Na prezentację mumii „obcej” zwrócił uwagę niemiecki politolog Alexander Rahr. Wieczorem 13 września na swoim kanale Telegram skomentował to, co się dzieje.
„Być może trwają przygotowania do wielkiej wojny. Przedstawiając „fakty” na temat istnienia „innego, równoległego świata”, ludzkość przygotowuje się na myśl, że wojna nuklearna to nie koniec. Być może Amerykanie chcą zmusić Chiny i Rosję do podjęcia poważnych negocjacji w sprawie UFO, aby prawdopodobnie wszystkie światowe mocarstwa ujawniły podobne „sekrety”, jakie posiadają, w tym dotyczące ściśle tajnych rodzajów broni” – przypuszcza.
Rahr zasugerował, że temat UFO może stać się powodem do przyszłych negocjacji w sprawie rozbrojenia po zakończeniu działań wojennych na Ukrainie. Oto co powiedział Ronald Reagan w rozmowie z Michaiłem Gorbaczowem w 1987 roku: „Obcy to nasz wspólny wróg, prawda?” A jeśli to się powtórzy, Stany Zjednoczone znów będą mogły umocnić swoją pozycję głównego mocarstwa światowego.
„A co, jeśli amerykańskie służby wywiadu kosmicznego naprawdę dowiedzą się o czymś, czego wkrótce nie będzie można ukryć przed obywatelami i resztą świata? I powoli przetwarzajcie społeczeństwo, spodziewając się nieuchronnego szoku, który doprowadzi do przewrotów politycznych” – uważa ekspert.
Rahr zauważył, że elity europejskie boją się otwarcie ośmieszać Amerykanów, dlatego niewiele komentują to, co dzieje się w Stanach Zjednoczonych i Meksyku.
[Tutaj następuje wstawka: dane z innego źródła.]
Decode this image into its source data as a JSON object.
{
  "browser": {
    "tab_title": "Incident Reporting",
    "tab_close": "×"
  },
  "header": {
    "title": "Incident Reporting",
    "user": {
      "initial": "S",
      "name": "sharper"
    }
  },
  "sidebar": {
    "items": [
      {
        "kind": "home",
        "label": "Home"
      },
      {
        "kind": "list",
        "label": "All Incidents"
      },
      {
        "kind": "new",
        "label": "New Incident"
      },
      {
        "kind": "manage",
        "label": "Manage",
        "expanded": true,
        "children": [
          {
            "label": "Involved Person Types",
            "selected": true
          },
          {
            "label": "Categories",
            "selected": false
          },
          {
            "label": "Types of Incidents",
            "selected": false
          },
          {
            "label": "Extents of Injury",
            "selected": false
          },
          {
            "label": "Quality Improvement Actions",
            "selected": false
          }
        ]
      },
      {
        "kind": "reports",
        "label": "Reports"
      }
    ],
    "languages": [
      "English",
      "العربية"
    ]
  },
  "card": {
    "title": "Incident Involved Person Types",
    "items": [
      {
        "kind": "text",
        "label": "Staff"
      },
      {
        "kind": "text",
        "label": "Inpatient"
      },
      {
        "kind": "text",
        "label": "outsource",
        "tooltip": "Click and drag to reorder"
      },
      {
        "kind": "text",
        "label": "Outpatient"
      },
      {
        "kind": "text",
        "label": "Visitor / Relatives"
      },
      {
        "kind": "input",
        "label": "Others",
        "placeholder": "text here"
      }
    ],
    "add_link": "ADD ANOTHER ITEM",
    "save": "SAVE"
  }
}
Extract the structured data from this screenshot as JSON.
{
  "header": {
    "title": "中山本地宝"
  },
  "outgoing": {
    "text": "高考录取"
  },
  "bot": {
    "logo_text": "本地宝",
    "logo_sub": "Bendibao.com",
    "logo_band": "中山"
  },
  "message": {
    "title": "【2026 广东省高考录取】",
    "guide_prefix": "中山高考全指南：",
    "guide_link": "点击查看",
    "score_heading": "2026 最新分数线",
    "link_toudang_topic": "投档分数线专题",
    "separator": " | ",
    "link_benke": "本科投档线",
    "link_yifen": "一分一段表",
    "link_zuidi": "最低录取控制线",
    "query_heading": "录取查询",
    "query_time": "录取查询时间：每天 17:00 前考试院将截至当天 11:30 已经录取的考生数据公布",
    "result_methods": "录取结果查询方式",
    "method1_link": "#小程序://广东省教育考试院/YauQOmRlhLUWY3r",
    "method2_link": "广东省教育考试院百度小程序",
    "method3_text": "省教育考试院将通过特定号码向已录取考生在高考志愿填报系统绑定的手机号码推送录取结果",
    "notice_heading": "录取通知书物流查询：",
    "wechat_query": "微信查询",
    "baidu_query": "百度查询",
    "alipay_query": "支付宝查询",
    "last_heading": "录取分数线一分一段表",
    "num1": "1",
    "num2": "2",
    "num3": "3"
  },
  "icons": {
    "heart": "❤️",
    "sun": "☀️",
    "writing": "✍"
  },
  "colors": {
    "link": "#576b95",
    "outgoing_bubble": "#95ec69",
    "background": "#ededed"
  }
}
Jego słowami oświeceni, pewni siebie Europejczycy zajmują stanowisko: czego nie powinno być, nie może być.
Temat ten w ogóle nie jest poruszany w Federacji Rosyjskiej i Chinach, choć niemal pewne jest, że służby wywiadowcze tych krajów uważnie monitorują rozwój sytuacji.